Just last week, Minister of Justice and Constitutional Affairs Samuel Tembenu revealed that there will be no arrests or prosecutions of homosexuals saying the laws on the same are currently being reviewed.
The debate on the issue refuses to die with the media continuously giving stances from various groups concerned with the same, not forgetting the vibrant religious groupings who claim that homosexuality is against the teachings of all churches, and if legalized will dilute the whole essence of dubbing Malawi as a ‘God fearing nation.’
Last month, it was all over that government had succumbed to pressure to release a gay couple after the donor community reportedly asked the Peter Mutharika led administration to drop charges on the two Lilongwe guys, whom police said were caught having carnal knowledge of each other.
Media reports in Malawi quoted the Malawi Government as revealing that there are over 40,000 gays in Malawi but most of them operate underground in fear of discrimination or threats that may befall them.
Well, not anymore because an active directive from government says no to their arrests all in the name of reviewing the laws.
In an interview with Malawi24, Chancellor College based legal expert Professor Edge Kanyongolo said that the directive government has made cannot force people to conclude that homosexuals are finally free in Malawi.
He said ”They (homosexuals) cannot be said to be “free” to practice because, until the law is repealed, any person – whether he or she is heterosexual or homosexual- who has sex in a manner that is “contrary to the order of nature” will be deemed to be violating section 153 of the Penal Code which states that : “Any person who has carnal knowledge of any person against the order of nature; or has carnal knowledge of an animal; or permits a male person to have carnal knowledge of him or her against the order of nature shall be guilty of a felony”.
Kanyongolo said that when reviewing the laws, there is need that a balance should be struck between all the necessary legal mandates.
‘’Whether the laws need to be reviewed will emerge from the on-going debate as well as assessments of the Law Commission which, hopefully, will also give direction on how a balance should be struck between section 153 of the Penal Code, and the sections of the Constitution which guarantee the rights to privacy, dignity and equality,’’ said Kanyongolo, in an email response on Monday
In December 2015, government through the ministry of justice and constitutional affairs announced that there will be a moratorium placed on anti-homosexuality laws in Malawi, effectively suspending enforcement of these laws until a decision is made regarding repeal.
It is highly asserted that the Malawi government has been playing mum on these laws for fear of going the opposite way with the donor community.
A report by Jurist in 2015 revealed that the US alone, whose Ambassador Virginia Palmer had fallen to criticism on social media for rallying against the arrest of a gay couple in Lilongwe, gives to the sub-Saharan region $350 Million to promote gay rights.

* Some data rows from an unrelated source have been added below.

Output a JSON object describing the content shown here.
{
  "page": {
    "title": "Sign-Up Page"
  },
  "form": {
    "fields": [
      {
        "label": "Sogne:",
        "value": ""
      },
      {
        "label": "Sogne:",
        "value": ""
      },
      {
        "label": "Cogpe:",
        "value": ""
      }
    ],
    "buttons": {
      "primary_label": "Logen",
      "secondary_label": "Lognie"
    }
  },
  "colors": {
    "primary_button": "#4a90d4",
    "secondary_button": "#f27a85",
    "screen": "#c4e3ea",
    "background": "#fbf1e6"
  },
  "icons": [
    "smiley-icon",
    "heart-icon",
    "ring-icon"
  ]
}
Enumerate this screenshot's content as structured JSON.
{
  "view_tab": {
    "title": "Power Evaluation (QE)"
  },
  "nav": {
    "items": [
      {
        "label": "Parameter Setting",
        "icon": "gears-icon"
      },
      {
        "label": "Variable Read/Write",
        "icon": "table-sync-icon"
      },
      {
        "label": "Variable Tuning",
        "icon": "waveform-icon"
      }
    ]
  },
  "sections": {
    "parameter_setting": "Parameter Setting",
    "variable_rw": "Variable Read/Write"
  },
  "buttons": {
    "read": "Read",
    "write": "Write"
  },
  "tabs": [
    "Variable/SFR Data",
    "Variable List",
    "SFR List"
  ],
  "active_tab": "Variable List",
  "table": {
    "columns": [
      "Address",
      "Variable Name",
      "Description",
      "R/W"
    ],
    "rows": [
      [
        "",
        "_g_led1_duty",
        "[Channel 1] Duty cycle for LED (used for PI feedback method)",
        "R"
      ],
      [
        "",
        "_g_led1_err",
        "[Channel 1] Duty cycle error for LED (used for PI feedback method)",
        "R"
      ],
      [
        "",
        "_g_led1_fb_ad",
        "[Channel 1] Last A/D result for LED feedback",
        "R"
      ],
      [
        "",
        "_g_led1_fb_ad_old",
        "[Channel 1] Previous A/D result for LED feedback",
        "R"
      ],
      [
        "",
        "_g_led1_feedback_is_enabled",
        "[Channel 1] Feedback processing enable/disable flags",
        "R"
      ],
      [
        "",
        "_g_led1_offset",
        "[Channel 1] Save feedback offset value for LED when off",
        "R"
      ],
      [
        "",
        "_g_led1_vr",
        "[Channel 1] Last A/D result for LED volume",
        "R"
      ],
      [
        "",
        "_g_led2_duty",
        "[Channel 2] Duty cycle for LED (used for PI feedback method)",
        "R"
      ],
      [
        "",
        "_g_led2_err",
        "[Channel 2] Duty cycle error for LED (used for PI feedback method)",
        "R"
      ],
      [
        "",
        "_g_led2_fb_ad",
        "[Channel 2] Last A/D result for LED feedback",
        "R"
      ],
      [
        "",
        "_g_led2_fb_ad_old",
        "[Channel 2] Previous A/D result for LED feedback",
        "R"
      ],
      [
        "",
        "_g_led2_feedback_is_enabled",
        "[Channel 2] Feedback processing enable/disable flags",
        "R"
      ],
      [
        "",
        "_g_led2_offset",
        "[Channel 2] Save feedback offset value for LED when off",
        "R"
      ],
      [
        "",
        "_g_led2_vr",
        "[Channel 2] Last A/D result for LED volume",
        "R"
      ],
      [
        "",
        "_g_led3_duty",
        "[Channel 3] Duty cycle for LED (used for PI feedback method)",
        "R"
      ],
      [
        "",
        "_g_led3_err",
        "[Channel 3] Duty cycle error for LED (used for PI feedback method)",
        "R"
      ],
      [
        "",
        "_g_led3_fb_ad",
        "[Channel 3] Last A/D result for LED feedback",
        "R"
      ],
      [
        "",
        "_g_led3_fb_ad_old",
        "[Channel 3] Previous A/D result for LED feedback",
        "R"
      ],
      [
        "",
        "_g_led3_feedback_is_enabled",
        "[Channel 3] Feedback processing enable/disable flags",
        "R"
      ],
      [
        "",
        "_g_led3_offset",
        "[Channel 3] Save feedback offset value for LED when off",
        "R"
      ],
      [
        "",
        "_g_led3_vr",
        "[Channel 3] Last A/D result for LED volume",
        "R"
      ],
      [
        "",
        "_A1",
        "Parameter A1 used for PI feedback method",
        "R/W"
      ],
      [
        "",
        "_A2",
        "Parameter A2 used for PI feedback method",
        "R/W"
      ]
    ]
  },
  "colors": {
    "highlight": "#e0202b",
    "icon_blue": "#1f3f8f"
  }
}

This has seen critics arguing that government would then be forced to please the donor community instead. In 2011, the Malawi Law Commission was ordered to review a couple of anti-gay but the exercise never came to fruition.
Religious groupings have incessantly opposed the legalization of homosexuality, something which recently was said to be the reason Malawi is passing through hard times as claimed by the CCAP synod of Livingstonia.
With all the debate fueling up, the question remains whether gays are finally free in Malawi or not.